Jem and Chris our inventive, fix-it, build-it, super-heroes have discovered that if you fix a big box to a Dyson cleaner it generates enough pull to hold you to the ceiling. But how will they get this contraption to fit to your boots?
2.30pm
Our Industrial Rope Access experts Ian Harrison and David Hesleden test out the hook-and-eye boots before we inflict poor barwoman Amy with them. They have grave doubts about them - mainly because of the immense strength they reckon you need to stamp each foot to the ceiling.
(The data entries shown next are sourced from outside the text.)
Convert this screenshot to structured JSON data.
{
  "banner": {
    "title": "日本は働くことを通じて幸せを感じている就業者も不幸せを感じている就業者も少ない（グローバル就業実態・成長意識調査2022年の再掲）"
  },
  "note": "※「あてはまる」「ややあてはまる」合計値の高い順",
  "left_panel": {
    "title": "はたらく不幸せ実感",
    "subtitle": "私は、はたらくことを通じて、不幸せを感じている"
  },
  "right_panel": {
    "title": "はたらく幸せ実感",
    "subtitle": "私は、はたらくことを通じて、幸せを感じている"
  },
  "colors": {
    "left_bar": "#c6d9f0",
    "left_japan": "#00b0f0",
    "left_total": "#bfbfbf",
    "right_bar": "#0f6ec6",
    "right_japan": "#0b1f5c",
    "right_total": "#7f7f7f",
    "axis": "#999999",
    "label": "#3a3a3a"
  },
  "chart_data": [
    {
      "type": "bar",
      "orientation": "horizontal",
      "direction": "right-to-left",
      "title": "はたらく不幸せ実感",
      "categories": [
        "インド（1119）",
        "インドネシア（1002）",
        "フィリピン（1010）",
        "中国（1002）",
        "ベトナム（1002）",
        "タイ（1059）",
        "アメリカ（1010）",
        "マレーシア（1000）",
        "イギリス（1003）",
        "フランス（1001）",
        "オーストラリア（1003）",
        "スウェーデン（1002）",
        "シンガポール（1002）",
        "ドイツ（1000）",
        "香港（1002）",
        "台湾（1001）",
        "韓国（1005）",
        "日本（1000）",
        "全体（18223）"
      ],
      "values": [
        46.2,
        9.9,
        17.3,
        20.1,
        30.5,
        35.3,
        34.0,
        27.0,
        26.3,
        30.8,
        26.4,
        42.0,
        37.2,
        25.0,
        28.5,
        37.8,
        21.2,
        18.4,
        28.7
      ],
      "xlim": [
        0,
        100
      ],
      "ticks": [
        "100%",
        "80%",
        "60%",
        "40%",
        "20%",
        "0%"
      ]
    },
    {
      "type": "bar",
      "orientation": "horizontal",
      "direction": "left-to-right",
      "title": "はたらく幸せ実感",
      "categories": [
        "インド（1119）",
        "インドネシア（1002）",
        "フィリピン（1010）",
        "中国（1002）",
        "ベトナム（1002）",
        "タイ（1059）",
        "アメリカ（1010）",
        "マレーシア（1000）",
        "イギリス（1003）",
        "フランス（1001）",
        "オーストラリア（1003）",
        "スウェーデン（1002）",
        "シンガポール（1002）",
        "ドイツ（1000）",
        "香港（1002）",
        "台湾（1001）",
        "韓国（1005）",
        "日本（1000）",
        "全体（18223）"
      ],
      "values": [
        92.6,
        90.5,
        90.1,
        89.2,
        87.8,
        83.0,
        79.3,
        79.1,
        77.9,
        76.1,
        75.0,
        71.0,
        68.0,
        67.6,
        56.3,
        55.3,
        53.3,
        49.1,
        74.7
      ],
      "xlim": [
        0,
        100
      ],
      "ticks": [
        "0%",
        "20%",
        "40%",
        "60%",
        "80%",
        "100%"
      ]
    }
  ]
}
Ian says the best system might be the electromagnets. 'I've worked with those', he says, 'we use them to stick heavy machinery like the drills we use to the sides of skyscrapers'. He also thinks the suction pads might work which he uses to stick himself to glass windows on buildings like Canary Wharf. Each pad operated only with the strength of your thumb pumping a handle gadget creates enough suction to stick 200 kilos to the ceiling!
3pm
Amy is the first to try out our high tech boots. She gets one foot well stuck but becomes unstuck trying to stick the other foot to the ceiling. She also describes a strange psychological effect - when you are upside down, she says, you stop knowing which foot is which. Our hook-and-eye boots have the added problem of long levers to unstick each foot which get all tangled up in the ropes.
4pm
Will tests out the foot pumps and sticks tightly to the ceiling but he, too, is defeated by the psychological task of remembering which foot is which. But the conclusion is that this is a feasible system which would definitely work with a bit of practice. Don't try this at home - it will pull the plaster off the ceiling.
5pm
Allan swings from the ceiling from a Dyson cleaner attached to a big board on wheels and using two ski pole things shoots across the ceiling. Extremely effective (and the most unlikely success story!).
6pm
The walking on the ceiling attempts finish with a fantastic flourish as Sarah uses magnets to defy gravity. After coming back down to earth she is ecstatic to find out she is the winner! Another success for Science Shack!